We don’t yet know who the ocean’s winners and losers will be in the more corrosive world. Jellyfish and some seagrasses may thrive under more acidic conditions. On the other hand, calcifiers—organisms that make calcium carbonate shells and skeletons, such as shellfish and corals—appear to be in trouble. In the United States, scientists have seen dissolving clam larvae in Maine, corroded oysters in Washington state’s hatcheries, and mussels with thinned shells off the Pacific Northwest coast.
Taylor Shellfish first saw what this pH shift could do to its business in 2006, when the company noticed that two- and three-day-old oyster larvae in its hatcheries were dying. In itself, this wasn’t news. “Hatcheries have a lot of different variables,” says Bill Dewey, Taylor’s spokesperson. “There are a host of reasons your larvae can die.” But this time, none of the usual fixes—filtering out harmful bacteria, for instance—made a difference. By 2009, hatchery production was down 60 to 80 percent, and others in the region were reporting similar problems. Oyster larvae outside of hatcheries were dying, too. In Willapa Bay, an estuary off the southwest Washington coast where a quarter of the nation’s oysters are harvested, many growers rely on natural sets—free-spawning larvae that swim around until they attach themselves to oyster shells placed by growers. Those natural sets stopped producing, and the Willapa growers turned to the struggling hatcheries for oyster seed.

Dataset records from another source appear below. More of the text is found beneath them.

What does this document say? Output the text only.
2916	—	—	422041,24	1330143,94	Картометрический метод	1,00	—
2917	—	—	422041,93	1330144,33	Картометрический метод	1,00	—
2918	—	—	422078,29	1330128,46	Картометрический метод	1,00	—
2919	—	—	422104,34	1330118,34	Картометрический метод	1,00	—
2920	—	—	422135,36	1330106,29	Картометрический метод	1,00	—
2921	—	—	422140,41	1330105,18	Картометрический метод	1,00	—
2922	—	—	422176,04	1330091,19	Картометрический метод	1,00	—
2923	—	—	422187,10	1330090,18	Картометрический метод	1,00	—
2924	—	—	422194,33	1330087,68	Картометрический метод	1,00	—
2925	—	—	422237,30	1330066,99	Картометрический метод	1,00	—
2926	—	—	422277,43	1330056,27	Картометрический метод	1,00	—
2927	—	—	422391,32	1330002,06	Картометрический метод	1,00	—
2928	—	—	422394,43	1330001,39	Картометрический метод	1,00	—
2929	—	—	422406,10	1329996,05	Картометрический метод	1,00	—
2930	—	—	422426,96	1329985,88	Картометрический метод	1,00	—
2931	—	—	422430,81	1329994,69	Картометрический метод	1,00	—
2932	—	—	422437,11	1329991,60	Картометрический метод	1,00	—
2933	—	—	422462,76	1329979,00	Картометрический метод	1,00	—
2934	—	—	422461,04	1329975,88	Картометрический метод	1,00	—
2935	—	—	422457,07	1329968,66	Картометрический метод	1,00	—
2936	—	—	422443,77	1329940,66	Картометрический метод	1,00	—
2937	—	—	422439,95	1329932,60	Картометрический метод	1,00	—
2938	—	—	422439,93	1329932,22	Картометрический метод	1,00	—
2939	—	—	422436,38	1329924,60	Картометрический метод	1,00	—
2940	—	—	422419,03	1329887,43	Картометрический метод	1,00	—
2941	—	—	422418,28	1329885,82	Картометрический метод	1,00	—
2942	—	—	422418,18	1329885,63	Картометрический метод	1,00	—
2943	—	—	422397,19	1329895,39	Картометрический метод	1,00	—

The industry finally pulled out of its tailspin in 2010, when NOAA scientists determined that what was killing the oyster larvae was corrosive water that entered the hatchery at certain times of the year—usually in summer, and specifically on days when winds from the northwest caused upwelling of deeper water, which is more acidic than surface water. With federal money, hatcheries were able to install sophisticated pH monitors and CO2 monitors. When waters are becoming too corrosive, hatchery operators can now close off the seawater intake, and, Dewey says, “pray that the winds change soon.”

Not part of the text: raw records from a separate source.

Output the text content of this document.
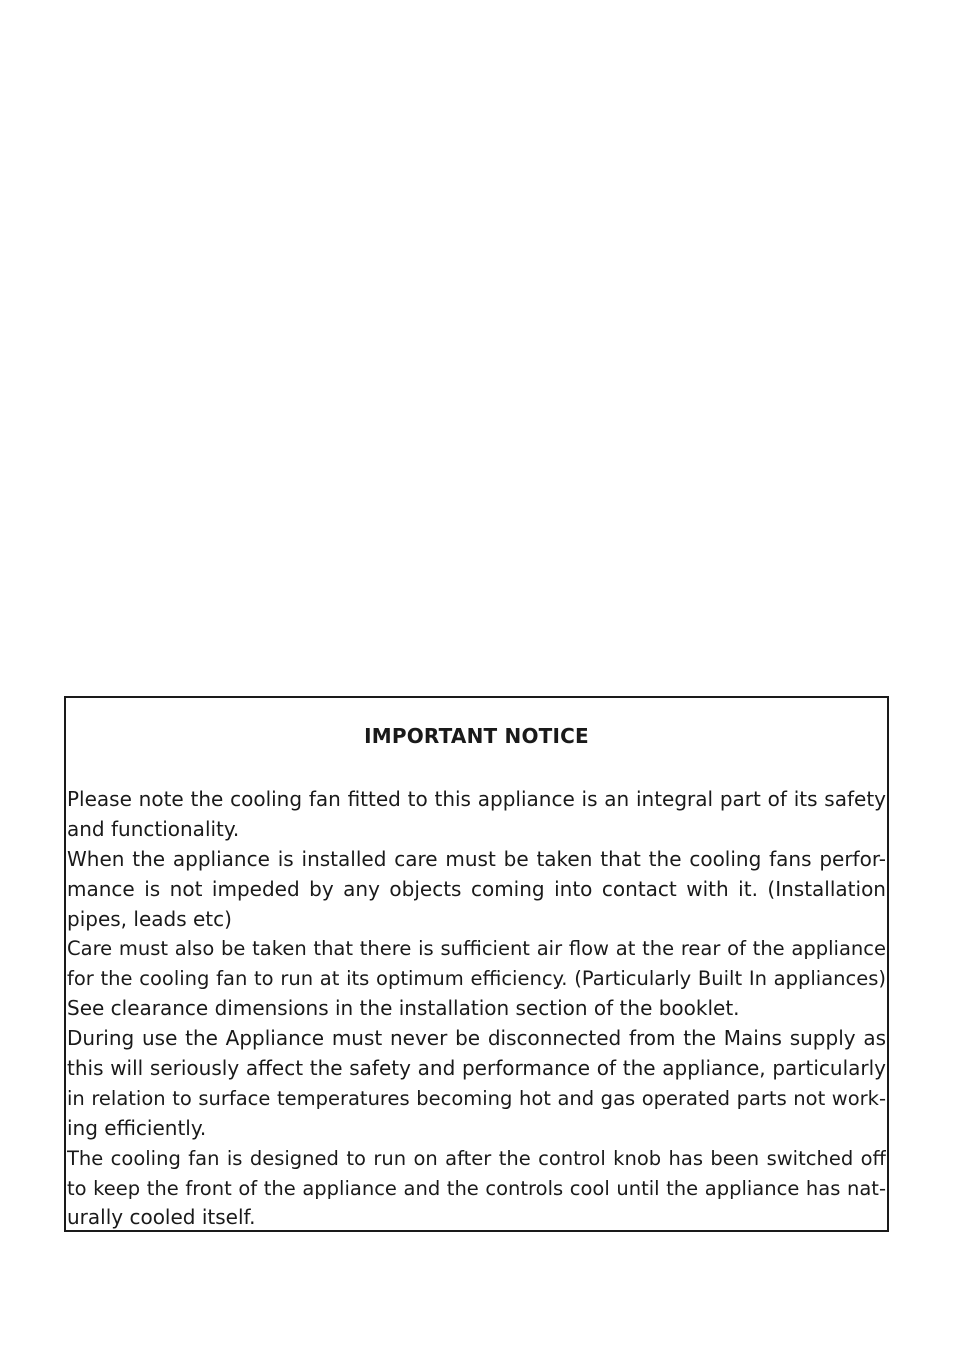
IMPORTANT NOTICE
Please note the cooling fan fitted to this appliance is an integral part of its safety
and functionality.
When the appliance is installed care must be taken that the cooling fans perfor-
mance is not impeded by any objects coming into contact with it. (Installation
pipes, leads etc)
Care must also be taken that there is sufficient air flow at the rear of the appliance
for the cooling fan to run at its optimum efficiency. (Particularly Built In appliances)
See clearance dimensions in the installation section of the booklet.
During use the Appliance must never be disconnected from the Mains supply as
this will seriously affect the safety and performance of the appliance, particularly
in relation to surface temperatures becoming hot and gas operated parts not work-
ing efficiently.
The cooling fan is designed to run on after the control knob has been switched off
to keep the front of the appliance and the controls cool until the appliance has nat-
urally cooled itself.
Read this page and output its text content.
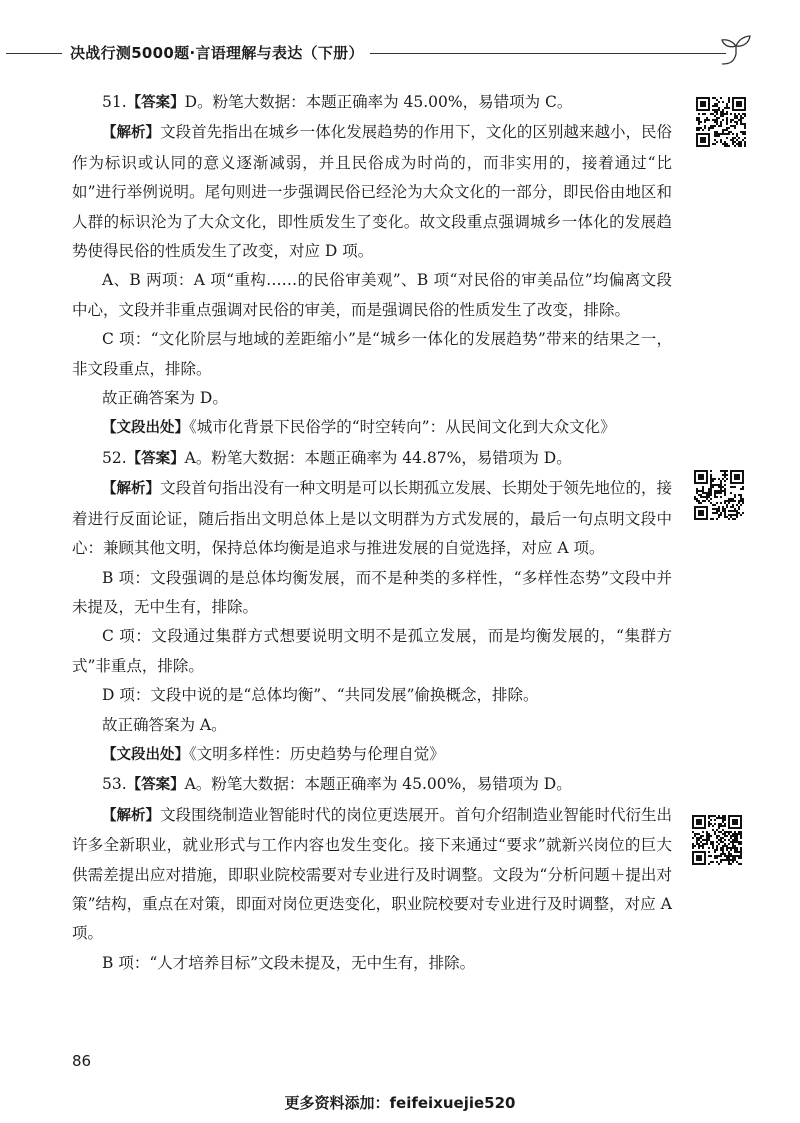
决战行测5000题·言语理解与表达（下册）

51.【答案】D。粉笔大数据：本题正确率为 45.00%，易错项为 C。

【解析】文段首先指出在城乡一体化发展趋势的作用下，文化的区别越来越小，民俗作为标识或认同的意义逐渐减弱，并且民俗成为时尚的，而非实用的，接着通过“比如”进行举例说明。尾句则进一步强调民俗已经沦为大众文化的一部分，即民俗由地区和人群的标识沦为了大众文化，即性质发生了变化。故文段重点强调城乡一体化的发展趋势使得民俗的性质发生了改变，对应 D 项。

A、B 两项：A 项“重构……的民俗审美观”、B 项“对民俗的审美品位”均偏离文段中心，文段并非重点强调对民俗的审美，而是强调民俗的性质发生了改变，排除。

C 项：“文化阶层与地域的差距缩小”是“城乡一体化的发展趋势”带来的结果之一，非文段重点，排除。

故正确答案为 D。

【文段出处】《城市化背景下民俗学的“时空转向”：从民间文化到大众文化》

52.【答案】A。粉笔大数据：本题正确率为 44.87%，易错项为 D。

【解析】文段首句指出没有一种文明是可以长期孤立发展、长期处于领先地位的，接着进行反面论证，随后指出文明总体上是以文明群为方式发展的，最后一句点明文段中心：兼顾其他文明，保持总体均衡是追求与推进发展的自觉选择，对应 A 项。

B 项：文段强调的是总体均衡发展，而不是种类的多样性，“多样性态势”文段中并未提及，无中生有，排除。

C 项：文段通过集群方式想要说明文明不是孤立发展，而是均衡发展的，“集群方式”非重点，排除。

D 项：文段中说的是“总体均衡”、“共同发展”偷换概念，排除。

故正确答案为 A。

【文段出处】《文明多样性：历史趋势与伦理自觉》

53.【答案】A。粉笔大数据：本题正确率为 45.00%，易错项为 D。

【解析】文段围绕制造业智能时代的岗位更迭展开。首句介绍制造业智能时代衍生出许多全新职业，就业形式与工作内容也发生变化。接下来通过“要求”就新兴岗位的巨大供需差提出应对措施，即职业院校需要对专业进行及时调整。文段为“分析问题＋提出对策”结构，重点在对策，即面对岗位更迭变化，职业院校要对专业进行及时调整，对应 A 项。

B 项：“人才培养目标”文段未提及，无中生有，排除。

86
更多资料添加：feifeixuejie520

Monitoring is not a permanent fix, however, so scientists are exploring adaptation strategies. At NOAA’s Northwest Fisheries Center, research ecologist Shallin Busch and colleagues are studying the possibility of raising oysters in eelgrass beds, since the plants naturally take up carbon and bury it in sediment, perhaps making their immediate environment less acidic. In Maine, Mark Green of St. Joseph’s College is looking for ways to restore clam populations by raising alkalinity in shellfish beds using crushed shells. “It’s like putting a layer of Rolaids down,” he says. Other possibilities being studied include lowering pH by adding sodium carbonate to hatchery water. Selective breeding may lead to oysters that survive better in these new conditions. Nitrogen runoff from land also contributes to acidification, so reducing water pollution can boost shellfish survival.